Ransomes and Rapier Limited

In the summer of 1869, James Allen Ransome, Robert James Ransome, Richard Christopher Rapier and A.A. Bennett, left the Ipswich company, Ransomes, Sims & Head, now Ransomes, Sims & Jeffries Ltd., by agreement to establish a new company, Ransomes & Rapier, on a site on the west bank of the River Orwell, which they appropriately named Waterside Works. They continued their already established business, the manufacture of points and. crossings, rail wedges and trenails for railways. By 1874, a steam locomotive had been built for use in construction work on the Shanghai and Woosung Railway and it was the first locomotive to run in China.

Many of the cranes and equipment developed for railways had other industrial applications, and the Company was involved in a wide variety of general engineering projects, including the building of steam and electric dockside, overhead and Goliath cranes and in 1904, the revolving stage at the London Coliseum Theatre. They then moved into manufacturing and holding the patents for water control gates.

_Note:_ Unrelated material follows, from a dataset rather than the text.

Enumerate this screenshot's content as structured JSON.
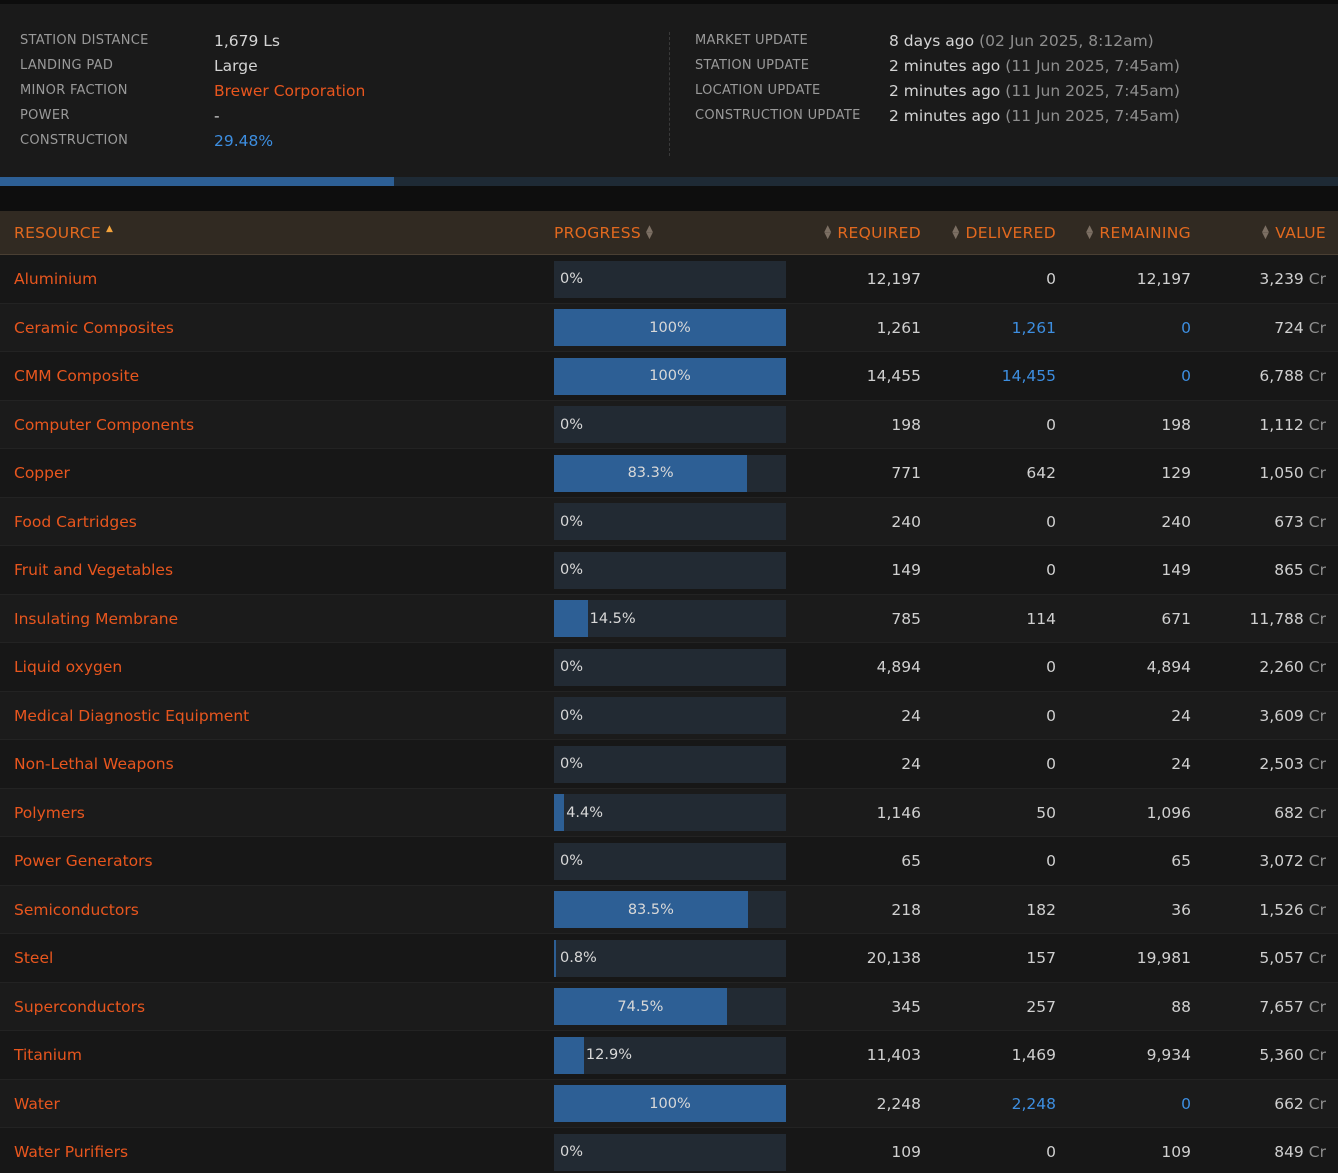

In 1902, sluice gates were made for the first Aswan Dam on the River Nile in Egypt with many other important installations in over 50 countries across the globe.

In 1932, the Company was the first in the United Kingdom to manufacture concrete mixers mounted on lorries, now universally known as Truck Mixers. In the Palace of Engineering at the British Empire Exhibition, at Wembley in 1923, Ransomes & Rapier exhibited the first petrol electric, rubber tyred mobile crane. Within a few years, Rapier Mobile Cranes were being used by railways, docks and industry and three sizes were in regular batch production for loads up to 7 tons. The designers then turned their attention to producing an even more manoeuvrable crane with a revolving superstructure and many variations in performance and load capacity of these types were produced.

In 1939 R&R quickly switched to a wide range of war work, including shells, guns, tank turrets and a lot more. There was also a good deal of work connected with ships. The works escaped damage in the first conflict but was heavily bombed in the second. Important shops and machinery escaped but there was serious loss of life following a shower of anti-personnel bombs and in one night the company lost a manager and several men. In the first world war Wilfred Stokes won a knighthood for inventing the trench mortar. The Royal Navy calling them in to design a catapult capable of launching an aircraft from a ship. In operation it was one of the most spectacular pieces of apparatus ever constructed at Waterside Works. It was telescopic and could be driven either by compressed air or an explosive charge.

The company closed in 1987 and in 1988 Bucyrus-Erie acquired the dragline assets of Ransomes and Rapier Ltd.